18 Sep - 27 Oct 2007

© WILLEM DE KOONING
No title, 1983
Oil on canvas
80 x 70 inches (203.2 x 177.8 cm)
WILLEM DE KOONING

Gagosian Gallery is pleased to present an exhibition of paintings by Willem de Kooning. Curated by Klaus Kertess and presented in cooperation with the Johanna Liesbeth de Kooning Trust, twenty-three works attest to the final transformations in the artist's oeuvre during the 1980s.

During his long career, de Kooning made several radical stylistic shifts. In the 1940s, somber black-and-white abstractions ceded to powerful, sometimes ferocious women. These were followed by serene pastoral landscapes of the 1950s and 1960s. In the 1980s, he abandoned his luscious surfaces of thick impasto for luminous expanses of pastel-imbued whites, overlaid with ribbons of vivid color. This work may be understood as a logical refinement of, rather than a break with, the subjects and forms of his prior explorations, including body and landscape. Throughout, de Kooning's dexterous manipulations of paint yielded works that teemed with the energy of his surroundings, including a gritty 1940s Manhattan and the bucolic ocean vistas of eastern Long Island. Applying paint with a brush or a scraper's knife, he rendered the physical form either as a subtle body fragment or as a more raucous figure, declaring that "flesh was the reason oil paint was invented." Paintings from the eighties juxtaposed with works from preceding decades reveal many formal relationships, as well as trace an evolution from the densely layered surfaces of the late seventies and early eighties to the clean, crisp lines of the mid-eighties and the rich, ebullient compositions of the artist's final working years.

Willem de Kooning was born in Rotterdam, the Netherlands in 1904. After training in the graphic and fine arts, he illegally emigrated to the United States in 1926, where he quickly became part of the evolving modernist art movement in New York.
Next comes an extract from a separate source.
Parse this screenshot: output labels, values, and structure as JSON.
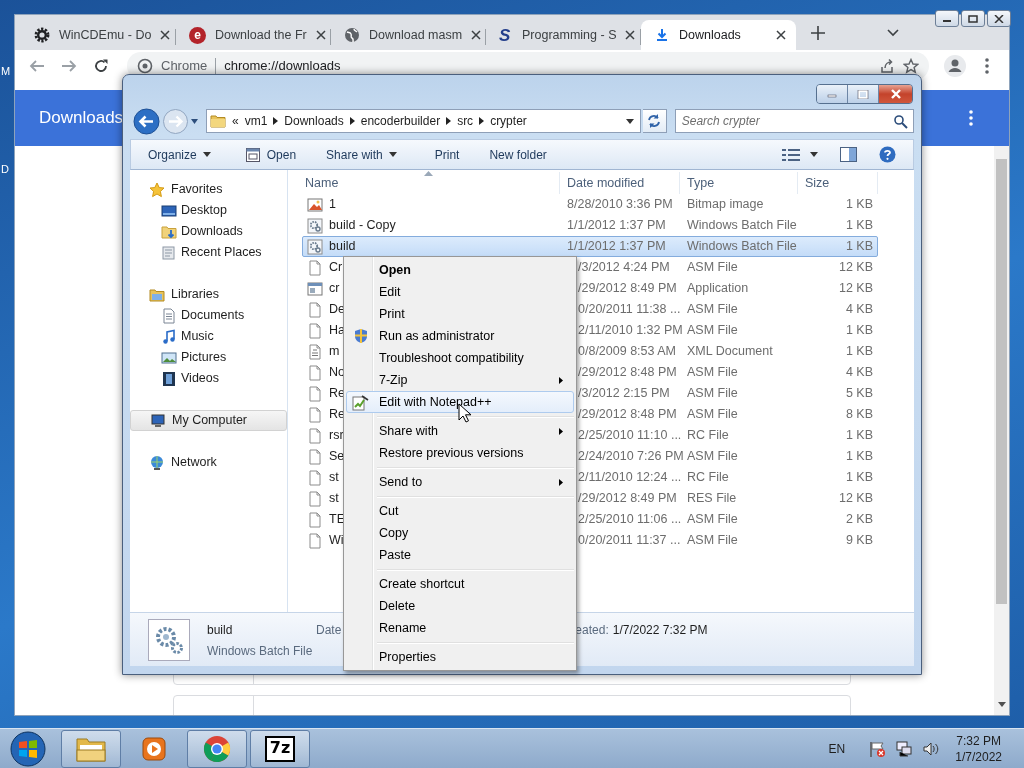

His first solo exhibition--which included the black-and-white abstractions--was held in 1948 at the Charles Egan Gallery, and was met with critical acclaim; a flurry of international exhibitions followed. In 1963, de Kooning moved from Manhattan to Long Island, NY, where he worked until his death in 1997. De Kooning's work has been the subject of numerous museum retrospectives, including the Museum of Modern Art (1968), the Whitney Museum of American Art (1983), and the National Gallery of Art, Washington, D.C. (1994). In 1995, the San Francisco Museum of Modern Art organized the first major exhibition of paintings from the eighties, which traveled to international venues. Recent exhibitions of the 1980s works include Willem de Kooning: Late Paintings, which opened at the State Hermitage Museum in St. Petersburg, Russia, in 2006 and traveled to the Carlo Bilotti Museum, Rome.